I carabinieri l'avevano fermato a 150 metri da casa, gli avevano fatto il test alcolemico e gli avevano chiesto di farsi venire a prendere da qualcuno.
Nadir telefona al padre che, disperato, chiede se quest'azione del figlio possa avere ripercussioni sulla domanda per il concorso nei pompieri, che il ragazzo aveva fatto precedentemente.
I carabinieri lo assicurano che non c'è stata denuncia, ma il padre ordina al figlio di ritornare a casa a piedi per riflettere su quello che ha commesso.
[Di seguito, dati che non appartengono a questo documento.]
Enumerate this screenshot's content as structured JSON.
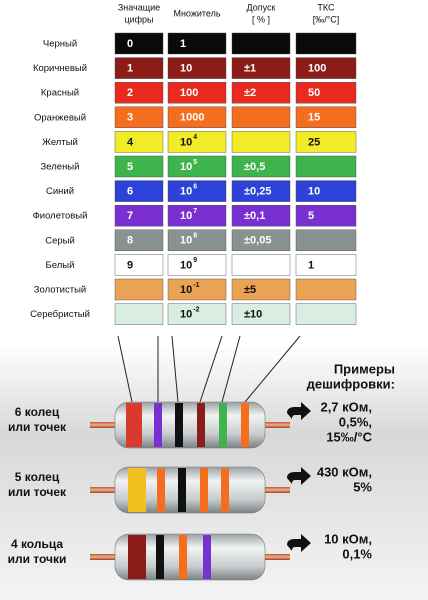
{
  "header": {
    "columns": [
      [
        "Значащие",
        "цифры"
      ],
      [
        "Множитель"
      ],
      [
        "Допуск",
        "[ % ]"
      ],
      [
        "ТКС",
        "[‰/°C]"
      ]
    ]
  },
  "table": {
    "rows": [
      {
        "name": "Черный",
        "color": "#0a0a0a",
        "text_color": "#ffffff",
        "digit": "0",
        "multiplier": "1"
      },
      {
        "name": "Коричневый",
        "color": "#8c1c18",
        "text_color": "#ffffff",
        "digit": "1",
        "multiplier": "10",
        "tolerance": "±1",
        "tcr": "100"
      },
      {
        "name": "Красный",
        "color": "#ea2a1e",
        "text_color": "#ffffff",
        "digit": "2",
        "multiplier": "100",
        "tolerance": "±2",
        "tcr": "50"
      },
      {
        "name": "Оранжевый",
        "color": "#f46e1e",
        "text_color": "#ffffff",
        "digit": "3",
        "multiplier": "1000",
        "tcr": "15"
      },
      {
        "name": "Желтый",
        "color": "#f2ec28",
        "text_color": "#111111",
        "digit": "4",
        "multiplier": "10",
        "multiplier_exp": "4",
        "tcr": "25"
      },
      {
        "name": "Зеленый",
        "color": "#3db44c",
        "text_color": "#ffffff",
        "digit": "5",
        "multiplier": "10",
        "multiplier_exp": "5",
        "tolerance": "±0,5"
      },
      {
        "name": "Синий",
        "color": "#2c42d8",
        "text_color": "#ffffff",
        "digit": "6",
        "multiplier": "10",
        "multiplier_exp": "6",
        "tolerance": "±0,25",
        "tcr": "10"
      },
      {
        "name": "Фиолетовый",
        "color": "#7a30d0",
        "text_color": "#ffffff",
        "digit": "7",
        "multiplier": "10",
        "multiplier_exp": "7",
        "tolerance": "±0,1",
        "tcr": "5"
      },
      {
        "name": "Серый",
        "color": "#8a9191",
        "text_color": "#ffffff",
        "digit": "8",
        "multiplier": "10",
        "multiplier_exp": "8",
        "tolerance": "±0,05"
      },
      {
        "name": "Белый",
        "color": "#ffffff",
        "text_color": "#111111",
        "digit": "9",
        "multiplier": "10",
        "multiplier_exp": "9",
        "tcr": "1"
      },
      {
        "name": "Золотистый",
        "color": "#eaa254",
        "text_color": "#111111",
        "multiplier": "10",
        "multiplier_exp": "-1",
        "tolerance": "±5"
      },
      {
        "name": "Серебристый",
        "color": "#d9ede2",
        "text_color": "#111111",
        "multiplier": "10",
        "multiplier_exp": "-2",
        "tolerance": "±10"
      }
    ]
  },
  "examples": {
    "title": [
      "Примеры",
      "дешифровки:"
    ],
    "items": [
      {
        "label": [
          "6 колец",
          "или точек"
        ],
        "value": [
          "2,7 кОм,",
          "0,5%,",
          "15‰/°C"
        ]
      },
      {
        "label": [
          "5 колец",
          "или точек"
        ],
        "value": [
          "430 кОм,",
          "5%"
        ]
      },
      {
        "label": [
          "4 кольца",
          "или точки"
        ],
        "value": [
          "10 кОм,",
          "0,1%"
        ]
      }
    ]
  }
}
Nadir è distrutto e convinto di aver perso la fiducia dei suoi genitori, rientra a casa senza farsi sentire e lì, nella sua camera, compie il fatidico gesto: punta una pistola alla testa, detenuta regolarmente in casa, e preme il grilletto.
Ieri è stato portato all’ospedale di Imperia, ma non c'è stato niente da fare, il giovane è deceduto dopo poche ore.